Discount wine nights and nights when the corkage is waived have turned out to be popular incentives, and the restaurants fill up when there’s a whiff of a deal in the air.

Throughout the recession, San Diego restaurateur Ed Moore has thrived without doing anything more than offering great everday prices with excellent food and charming wine shop ambiance. Ed’s model for restaurant wine pricing is the subject of my Creators Syndicate column this week.

No one can say at what precise moment wine bars became cool all across America. They were once the kiss of death, a sure-fire path straight to bankruptcy court.

This was a mystifying fate for what seemed a grand idea: a gathering place focused on good wines by the glass, with a few nibbles for background noise. Or perhaps a wine-centric restaurant that serves decent bistro fare with a killer wine selection.

Well-traveled wine enthusiasts knew Europe abounded with successful working models, from Willi’s Wine Bar in Paris to Bottega del Vino in Verona to Enoteca Ferrara in Rome.

Willi’s annual bottle art wine posters are iconic testimony to the staying power of the genre. Willi’s opened in 1980 and continues strong to this day. The posters are collected by wine lovers the world over. The wine list draws its inspiration from France’s Rhone Valley, though Bordeaux, Burgundy and other regions of France enjoy representation.

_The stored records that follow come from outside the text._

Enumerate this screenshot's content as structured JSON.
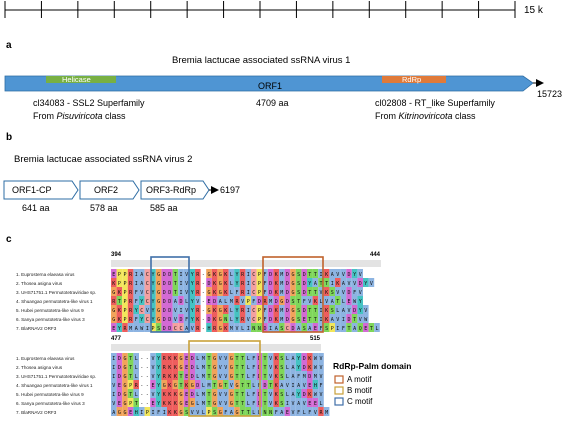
{
  "scale": {
    "label": "15 k"
  },
  "panel_a": {
    "letter": "a",
    "title": "Bremia lactucae associated ssRNA virus 1",
    "domains": {
      "helicase": "Helicase",
      "rdrp": "RdRp"
    },
    "orf_label": "ORF1",
    "aa_count": "4709 aa",
    "end_coord": "15723",
    "helicase_note": {
      "line1": "cl34083 - SSL2 Superfamily",
      "from": "From ",
      "class_name": "Pisuviricota",
      "class_word": " class"
    },
    "rdrp_note": {
      "line1": "cl02808 - RT_like Superfamily",
      "from": "From ",
      "class_name": "Kitrinoviricota",
      "class_word": " class"
    }
  },
  "panel_b": {
    "letter": "b",
    "title": "Bremia lactucae associated ssRNA virus 2",
    "orfs": [
      {
        "name": "ORF1-CP",
        "aa": "641 aa"
      },
      {
        "name": "ORF2",
        "aa": "578 aa"
      },
      {
        "name": "ORF3-RdRp",
        "aa": "585 aa"
      }
    ],
    "end_coord": "6197"
  },
  "panel_c": {
    "letter": "c",
    "block1": {
      "start": "394",
      "end": "444"
    },
    "block2": {
      "start": "477",
      "end": "515"
    },
    "sequences": [
      "1. Euprosterna elaeasa virus",
      "2. Thosea asigna virus",
      "3. UHS71751.1 Permutotetraviridae sp.",
      "4. Shuangao permutotetra-like virus 1",
      "5. Hubei permutotetra-like virus 9",
      "6. Sanya permutotetra-like virus 3",
      "7. BlaRNAV2 ORF3"
    ],
    "legend": {
      "title": "RdRp-Palm domain",
      "items": [
        {
          "label": "A motif",
          "color": "#c0622b"
        },
        {
          "label": "B motif",
          "color": "#c9a13a"
        },
        {
          "label": "C motif",
          "color": "#3f6fa8"
        }
      ]
    },
    "residues1": [
      "EPPRIACYGDDTIVYR-GKGKLYRICPFDKMDGSDTTIKAVVDYV",
      "KPPRIACYGDDTIVYR-DKGKLYRICPFDKMDGSDYATTIKAVVDYV",
      "GKPRFVCYGDDTIVYR-GKGKLFRICPFDKMDGSDTTVKSVVDFV",
      "RTPRFYCYGDDADLYV-EDALMRVPFDRMDGDSTFVKLVATLEWY",
      "GKPRYCVYGDDVIVYR-GKGKLYRICPFDKMDGSDTTIKSLAVDYV",
      "GKPRFYCYGDDVDFYK-DKGNLYRVCPFDKMDGSETTIKAVIDTVW",
      "EYRMAWIPSDDCCAVR-HRGKMVLINNDIASCDASAEFSPIFTAQETL"
    ],
    "residues2": [
      "IDGTL--VYRKKGEDLMTGVVGTTLFDTVKSLAYDKWV",
      "IDGTL--VYRKKGEDLMTGVVGTTLFDTVKSLAYDKWV",
      "IDGTL--VYRKKTEDLMTGVVGTTLFDTVKSLAFMDMV",
      "VEGPR--EYGKGTKGDLMTGTVGTTLFDTKAVIAVEHF",
      "IDGTL--VYKKKGEDLMTGVVGTTLFDTVKSLAYDKWV",
      "VEGPT--EYKKKGEGLMTGVVGTTLFDTVKSIVAVEEL",
      "AGGEHIPIFIKKGSVVLPSGFAGTTLLNNFAEVFLFVRM"
    ]
  }
}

By the way, the food’s not too shabby.

Opening at about the same time in Verona, Italy, Bottega del Vino unveiled an impressive collection of 80,000 bottles, with 60 to 80 selections poured by the glass every night. During the annual Italy wine show, Bottega del Vino is standing room only without a reservation. Beware the bow-tied waiter elbowing through the crowd with an armload of balloon-shaped crystal stemware! By the way, the food’s not too shabby.

Rome’s Enoteca Ferrara came along in 1999, offering much the same ambiance and conviviality but with a twist — a wine shop on the premises. Situated in the chic Trastevere neighborhood, Ferrara parlayed upscale cuisine, an extensive selection of wine and the hip, young crowd of one of Rome’s most fashionable districts into enduring success. You guessed it, the food’s not too shabby.

Until recently, America just didn’t get it. Perhaps the stress of having to say Chateauneuf-du-Pape out loud was too much. Perhaps it was fear of the geeky wine waiter, scowling at the uninformed behind that phony smile. Maybe, though I doubt it, no one had quite figured out how to do it right.

I choose to believe it’s a simple matter of maturity. Younger Americans of legal drinking age have grown up with wine; their parents and grandparents, not so much. A wine culture has emerged that has both stunned and excited the culinary world. Every other new restaurant that opens is obliged to tack the words "wine bar" at the end of its name. Nothing capitalizes better than capitalism!

While once they weren’t even part of the conversation, today wine bars are poised to set the trends that will guide the wine industry for years to come. Wines such as Gruner Veltliner, Albarino, Grenache, Cotes-du-Rhone Villages Lirac, Torrontes, Malbec, Jumilla, Prosecco, Nero d’Avola, et al, would be nowhere in America without the push they’ve had from wine bars, which go to great lengths to offer selections from the road less traveled.